O HOMEM COMO SER DE LINGUAGEM E DE PALAVRA  

A língua falada e escrita têm uma base cultural, pois são ligadas a uma forma de vida, uma cultura determinada. Ao mesmo tempo em que a cultura é gerada pela língua, ela também gera a língua. A língua é o “saber coletivo” fundamental de um povo. É fundamental por que com ela os grupos humanos formam sua identidade, se organizam e nomeiam atividades de sobrevivência, crenças, valores e artes. A língua é um saber coletivo dinâmico: todos nós aprendemos a língua constantemente e a ensinamos também.

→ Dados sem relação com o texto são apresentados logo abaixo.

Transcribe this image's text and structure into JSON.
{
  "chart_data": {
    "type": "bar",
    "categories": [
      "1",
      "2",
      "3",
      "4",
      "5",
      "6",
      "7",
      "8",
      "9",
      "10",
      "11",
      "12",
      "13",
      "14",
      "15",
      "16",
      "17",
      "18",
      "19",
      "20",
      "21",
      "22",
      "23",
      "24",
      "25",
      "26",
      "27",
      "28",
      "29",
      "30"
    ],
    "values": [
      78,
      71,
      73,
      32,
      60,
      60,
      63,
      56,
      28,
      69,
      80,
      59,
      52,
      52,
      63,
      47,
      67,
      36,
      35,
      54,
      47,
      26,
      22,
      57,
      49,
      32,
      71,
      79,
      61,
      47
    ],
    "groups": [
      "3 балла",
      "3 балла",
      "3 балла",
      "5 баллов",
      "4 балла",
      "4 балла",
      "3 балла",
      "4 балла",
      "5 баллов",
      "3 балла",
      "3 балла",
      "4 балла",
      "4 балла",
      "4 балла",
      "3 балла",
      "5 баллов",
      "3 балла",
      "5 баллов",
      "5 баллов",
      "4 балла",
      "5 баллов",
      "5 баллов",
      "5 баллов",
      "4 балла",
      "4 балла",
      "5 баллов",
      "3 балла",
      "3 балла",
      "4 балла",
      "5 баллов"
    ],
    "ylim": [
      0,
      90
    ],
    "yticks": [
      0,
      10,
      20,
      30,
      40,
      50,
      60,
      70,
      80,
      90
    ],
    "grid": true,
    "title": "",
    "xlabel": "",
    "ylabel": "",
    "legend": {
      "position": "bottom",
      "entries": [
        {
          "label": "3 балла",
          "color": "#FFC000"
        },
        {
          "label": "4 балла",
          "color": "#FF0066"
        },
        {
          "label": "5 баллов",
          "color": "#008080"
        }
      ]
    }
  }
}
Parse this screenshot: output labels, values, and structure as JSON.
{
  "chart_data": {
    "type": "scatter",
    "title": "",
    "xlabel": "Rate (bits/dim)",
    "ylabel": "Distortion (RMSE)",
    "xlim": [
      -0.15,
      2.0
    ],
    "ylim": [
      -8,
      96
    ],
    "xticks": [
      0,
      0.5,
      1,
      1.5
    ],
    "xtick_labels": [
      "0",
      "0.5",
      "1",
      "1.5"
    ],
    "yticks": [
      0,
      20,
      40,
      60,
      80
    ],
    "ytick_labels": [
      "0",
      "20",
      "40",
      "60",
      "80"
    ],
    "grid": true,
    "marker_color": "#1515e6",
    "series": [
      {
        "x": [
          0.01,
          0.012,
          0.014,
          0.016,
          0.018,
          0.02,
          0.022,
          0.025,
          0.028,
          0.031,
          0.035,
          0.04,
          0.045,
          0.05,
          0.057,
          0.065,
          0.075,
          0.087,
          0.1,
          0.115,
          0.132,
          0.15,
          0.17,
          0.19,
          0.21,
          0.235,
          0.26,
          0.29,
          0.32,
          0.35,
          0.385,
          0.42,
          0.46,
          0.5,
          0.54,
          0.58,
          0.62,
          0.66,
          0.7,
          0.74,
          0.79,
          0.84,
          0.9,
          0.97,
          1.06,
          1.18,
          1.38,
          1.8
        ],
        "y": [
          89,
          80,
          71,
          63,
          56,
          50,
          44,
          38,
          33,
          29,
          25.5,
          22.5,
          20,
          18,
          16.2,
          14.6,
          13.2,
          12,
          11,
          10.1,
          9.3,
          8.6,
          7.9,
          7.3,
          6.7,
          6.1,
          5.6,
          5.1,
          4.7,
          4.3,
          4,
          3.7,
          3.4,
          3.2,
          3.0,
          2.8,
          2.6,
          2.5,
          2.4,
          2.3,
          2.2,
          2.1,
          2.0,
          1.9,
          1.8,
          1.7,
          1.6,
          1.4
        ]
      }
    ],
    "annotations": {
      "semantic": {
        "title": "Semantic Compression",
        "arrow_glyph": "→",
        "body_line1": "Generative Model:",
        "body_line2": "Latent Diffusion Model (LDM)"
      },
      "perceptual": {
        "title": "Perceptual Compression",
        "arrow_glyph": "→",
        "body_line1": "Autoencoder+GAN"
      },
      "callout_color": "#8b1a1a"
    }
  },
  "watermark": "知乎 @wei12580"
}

         Desafio: Explique a um extraterrestre, que desconhece os objetos e as línguas da Terra, o significado da palavra “caneta”. Algumas dificuldades podem advir desta tentativa. Mostrar, descrever, gesticular, tudo isso não garante que o visitante reconheça as representações associadas ao objeto. Ele pode considerar que se trata de um objeto adorado pelos terráqueos; pode achar que a palavra caneta seja o ato de apontar alguma coisa; ou então, que seja o nome do material de que ela é feita (plástico, tinta); ou que é o nome da forma da caneta (cilíndrico); que seja a maneira de designar um ponto no espaço; pode achar que é o nome de uma dança que consiste em apontar para algo e repetir o mesmo som: “caneta, caneta, caneta”.

         As possibilidades de interpretação do extraterrestre são virtualmente infinitas. O certo é que, se no planeta dele houvesse um objeto como uma caneta, um instrumento que lá também serviria para escrever, seria mais provável que ele entendesse o significado da palavra.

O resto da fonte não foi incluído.